À la fin de cette phrase, je tressaillis et je fis une pause; car il m'avait semblé, – mais je conclus bien vite à une illusion de mon imagination, – il m'avait semblé que d'une partie très-reculée du manoir était venu confusément à mon oreille un bruit qu'on eût dit, à cause de son exacte analogie, l'écho étouffé, amorti, de ce bruit de craquement et d'arrachement si précieusement décrit par sir Launcelot. Évidemment, c'était la coïncidence seule qui avait arrêté mon attention; car, parmi le claquement des châssis des fenêtres et tous les bruits confus de la tempête toujours croissante, le son en lui-même n'avait rien vraiment qui pût m'intriguer ou me troubler. Je continuai le récit:

«Mais Ethelred, le solide champion, passant alors la porte, fut grandement furieux et émerveillé de n'apercevoir aucune trace du malicieux ermite, mais en son lieu et place un dragon d'une apparence monstrueuse et écailleuse, avec une langue de feu, qui se tenait en sentinelle devant un palais d'or, dont le plancher était d'argent; et sur le mur était suspendu un bouclier d'airain brillant, avec cette légende gravée dessus:

 
Celui-là qui entre ici a été le vainqueur;
Celui-là qui tue le dragon, il aura gagné le bouclier.
 

«Et Ethelred leva sa massue et frappa sur la tête du dragon, qui tomba devant lui et rendit son souffle empesté avec un rugissement si épouvantable, si âpre et si perçant à la fois, qu'Ethelred fut obligé de se boucher les oreilles avec ses mains, pour se garantir de ce bruit terrible, tel qu'il n'en avait jamais entendu de semblable.»

Ici je fis brusquement une nouvelle pause, et cette fois avec un sentiment de violent étonnement, – car il n'y avait pas lieu de douter que je n'eusse réellement entendu (dans quelle direction, il m'était impossible de le deviner) un son affaibli et comme lointain, mais âpre, prolongé, singulièrement perçant et grinçant, – l'exacte contrepartie du cri surnaturel du dragon décrit par le romancier, et tel que mon imagination se l'était déjà figuré.
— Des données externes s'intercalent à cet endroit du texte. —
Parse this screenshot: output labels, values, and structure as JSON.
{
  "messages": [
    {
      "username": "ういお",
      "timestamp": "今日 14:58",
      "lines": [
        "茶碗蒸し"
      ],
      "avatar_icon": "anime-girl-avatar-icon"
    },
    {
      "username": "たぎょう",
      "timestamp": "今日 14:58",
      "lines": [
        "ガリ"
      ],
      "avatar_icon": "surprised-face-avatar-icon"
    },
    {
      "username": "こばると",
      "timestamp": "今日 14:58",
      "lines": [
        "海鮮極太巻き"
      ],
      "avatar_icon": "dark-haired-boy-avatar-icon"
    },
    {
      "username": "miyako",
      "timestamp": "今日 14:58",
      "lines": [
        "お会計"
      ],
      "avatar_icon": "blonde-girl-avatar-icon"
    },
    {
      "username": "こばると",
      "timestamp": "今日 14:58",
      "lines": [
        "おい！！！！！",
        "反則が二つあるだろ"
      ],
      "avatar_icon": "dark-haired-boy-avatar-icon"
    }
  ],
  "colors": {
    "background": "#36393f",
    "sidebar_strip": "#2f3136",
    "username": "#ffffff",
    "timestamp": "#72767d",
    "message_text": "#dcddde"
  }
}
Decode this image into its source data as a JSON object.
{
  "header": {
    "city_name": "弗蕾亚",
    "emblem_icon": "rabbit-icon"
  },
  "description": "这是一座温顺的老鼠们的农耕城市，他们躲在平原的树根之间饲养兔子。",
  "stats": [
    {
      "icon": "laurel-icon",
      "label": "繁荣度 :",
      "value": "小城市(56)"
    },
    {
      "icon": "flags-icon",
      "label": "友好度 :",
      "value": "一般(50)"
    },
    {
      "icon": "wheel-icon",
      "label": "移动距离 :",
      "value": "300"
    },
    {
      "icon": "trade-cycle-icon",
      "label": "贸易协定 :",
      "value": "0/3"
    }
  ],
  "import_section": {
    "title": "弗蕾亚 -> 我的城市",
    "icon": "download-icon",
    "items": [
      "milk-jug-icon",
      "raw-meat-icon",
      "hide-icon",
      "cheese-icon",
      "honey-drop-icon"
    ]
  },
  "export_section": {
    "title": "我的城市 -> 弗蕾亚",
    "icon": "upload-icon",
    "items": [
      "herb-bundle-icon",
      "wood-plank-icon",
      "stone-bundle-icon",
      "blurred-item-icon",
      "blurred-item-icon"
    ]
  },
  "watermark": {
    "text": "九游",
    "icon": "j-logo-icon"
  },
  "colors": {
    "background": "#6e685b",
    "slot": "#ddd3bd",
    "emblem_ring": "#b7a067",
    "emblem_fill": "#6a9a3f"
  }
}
Oppressé, comme je l'étais évidemment lors de cette seconde et très-extraordinaire coïncidence, par mille sensations contradictoires, parmi lesquelles dominaient un étonnement et une frayeur extrêmes, je gardai néanmoins assez de présence d'esprit pour éviter d'exciter par une observation quelconque la sensibilité nerveuse de mon camarade. Je n'étais pas du tout sûr qu'il eût remarqué les bruits en question, quoique bien certainement une étrange altération se fût depuis ces dernières minutes manifestée dans son maintien. De sa position primitive, juste vis-à-vis de moi, il avait peu à peu tourné son fauteuil de manière à se trouver assis la face tournée vers la porte de la chambre; en sorte que je ne pouvais pas voir ses traits d'ensemble, quoique je m'aperçusse bien que ses lèvres tremblaient comme si elles murmuraient quelque chose d'insaisissable. Sa tête était tombée sur sa poitrine; – cependant, je savais qu'il n'était pas endormi; – l'œil que j'entrevoyais de profil était béant et fixe. D'ailleurs, le mouvement de son corps contredisait aussi cette idée, – car il se balançait d'un côté à l'autre avec un mouvement très-doux, mais constant et uniforme. Je remarquai rapidement tout cela, et repris le récit de sir Launcelot, qui continuait ainsi:

«Et maintenant, le brave champion, ayant échappé à la terrible furie du dragon, se souvenant du bouclier d'airain, et que l'enchantement qui était dessus était rompu, écarta le cadavre de devant son chemin et s'avança courageusement, sur le pavé d'argent du château, vers l'endroit du mur où pendait le bouclier, lequel, en vérité, n'attendit pas qu'il fût arrivé tout auprès, mais tomba à ses pieds sur le pavé d'argent avec un puissant et terrible retentissement.»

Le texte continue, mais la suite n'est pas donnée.